Hundreds of volunteers slept out in the cold on Saturday night in Madrid as part of the global “World’s Big Sleep Out”, a fundraising event that began on a small scale in Edinburgh in 2016 and spread worldwide this year to to include more than 50,000 participants in 52 cities worldwide.
Organized in Spain by the Hogar Sí foundation, the event is designed to encourage local citizens to reflect on the plight of the homeless and displaced by spending a night on the street, while raising nearly 50 million euros worldwide to help the homeless and refugees.

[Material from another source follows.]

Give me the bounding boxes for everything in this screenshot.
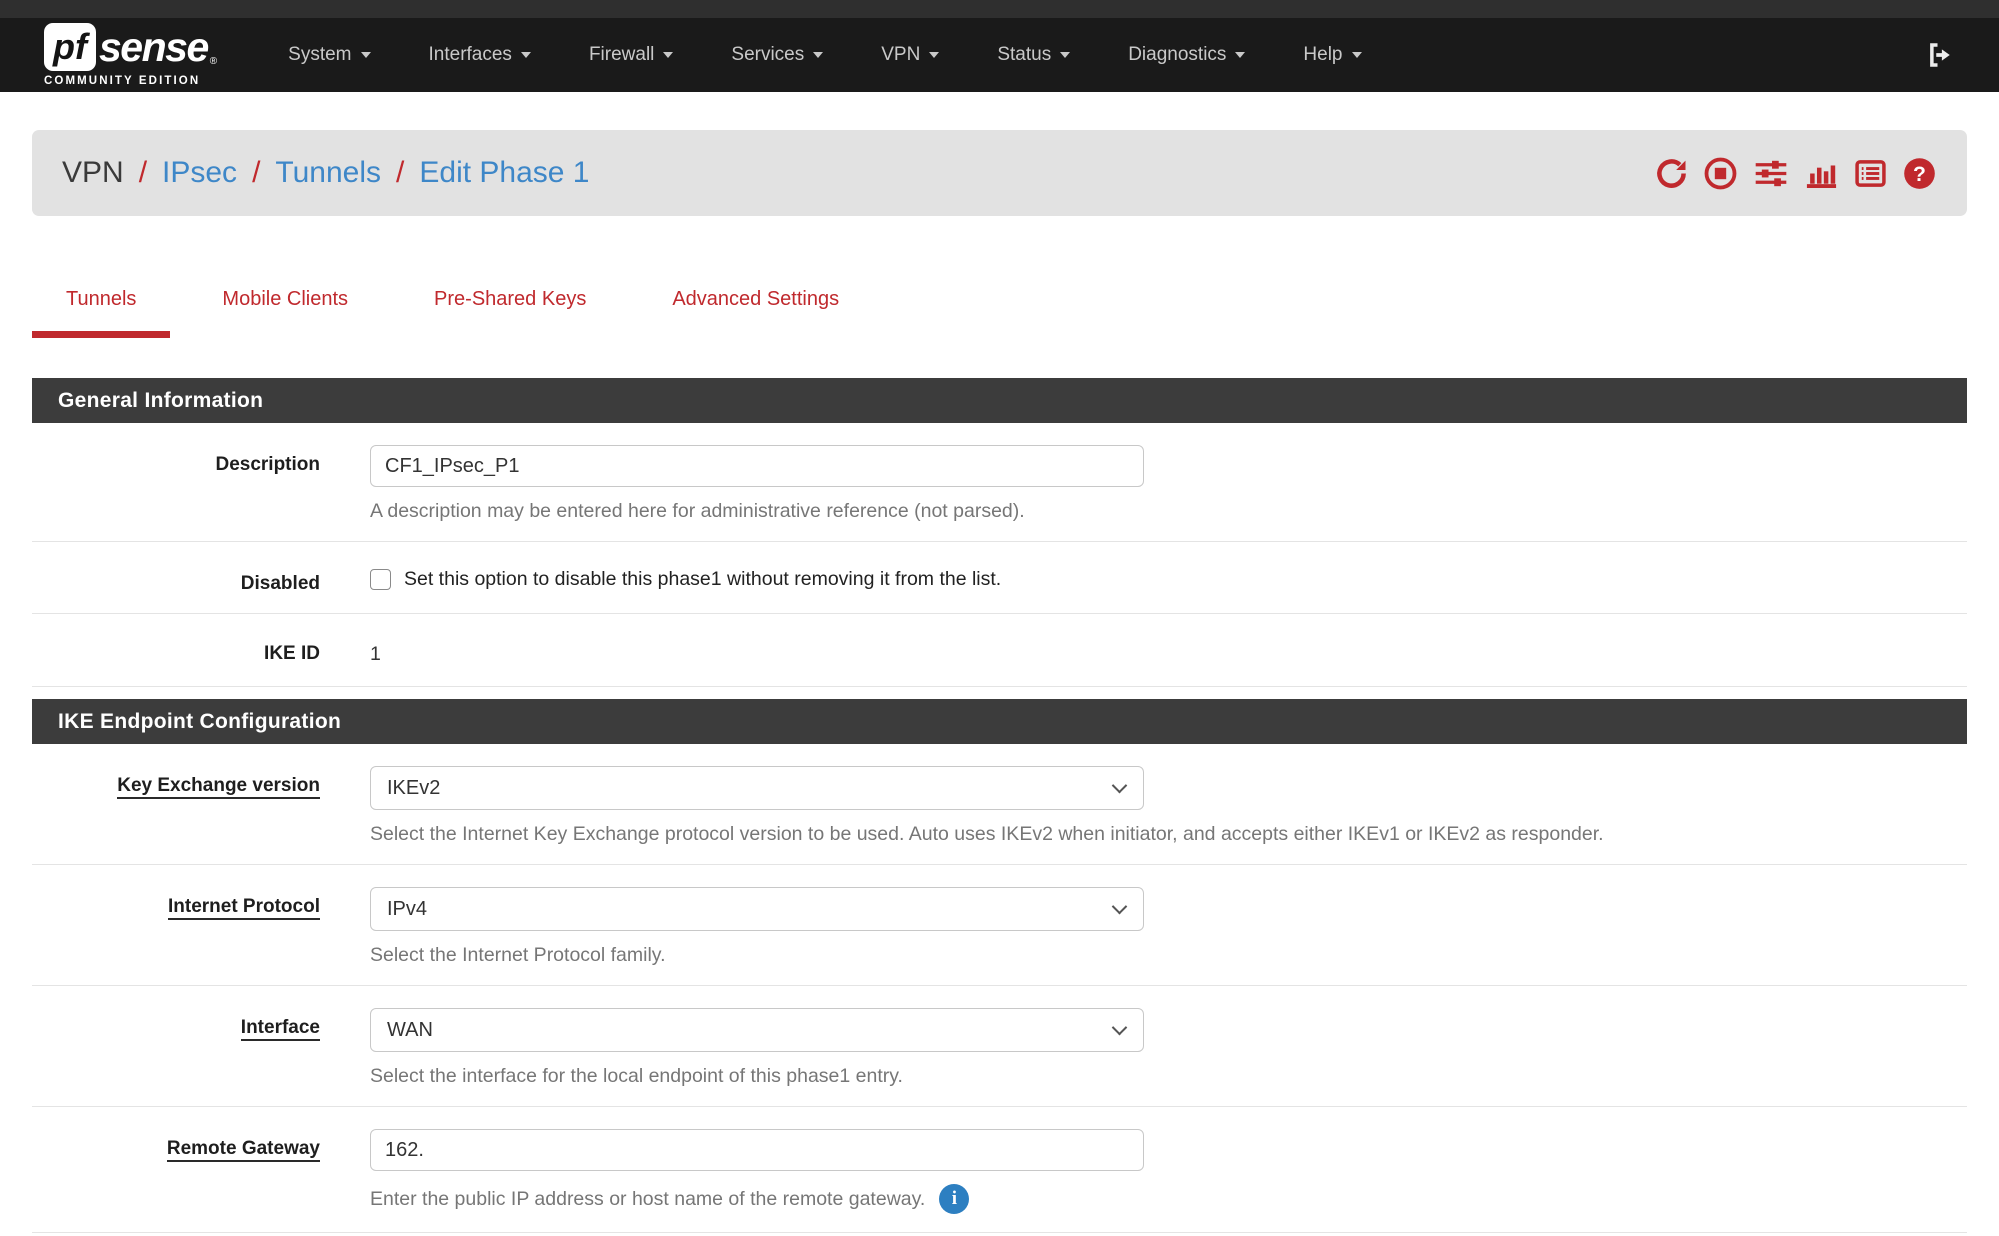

In Madrid, participants bundled up with multiple layers of clothing braved the winter weather to sleep on mats, in sleeping bags and under blankets at the Matadero cultural center, where temperatures barely reached three degress Celsius.
While exact figures on how many homeless live on the streets in Spain are hard to come by, but a spokesman for the Hogar Si foundation said there are currently 31,000 homeless nationwide, with 8,000 sleeping permanently on the streets.
Others place that number higher, with the Spanish government’s National Comprehensive Strategy for Homeless People 2015-2020 saying there are about 33,000 people sleeping in the open. The Catholic church relief agency Cáritas places the figure at 40,000.
Only a fraction of the total number of homeless spend the night in shelters, however, and that number is growing. Recent data from the National Statistics Institute (INE) putting the number of homeless using shelters at 18,000, a increase of 10 percent in the last two years.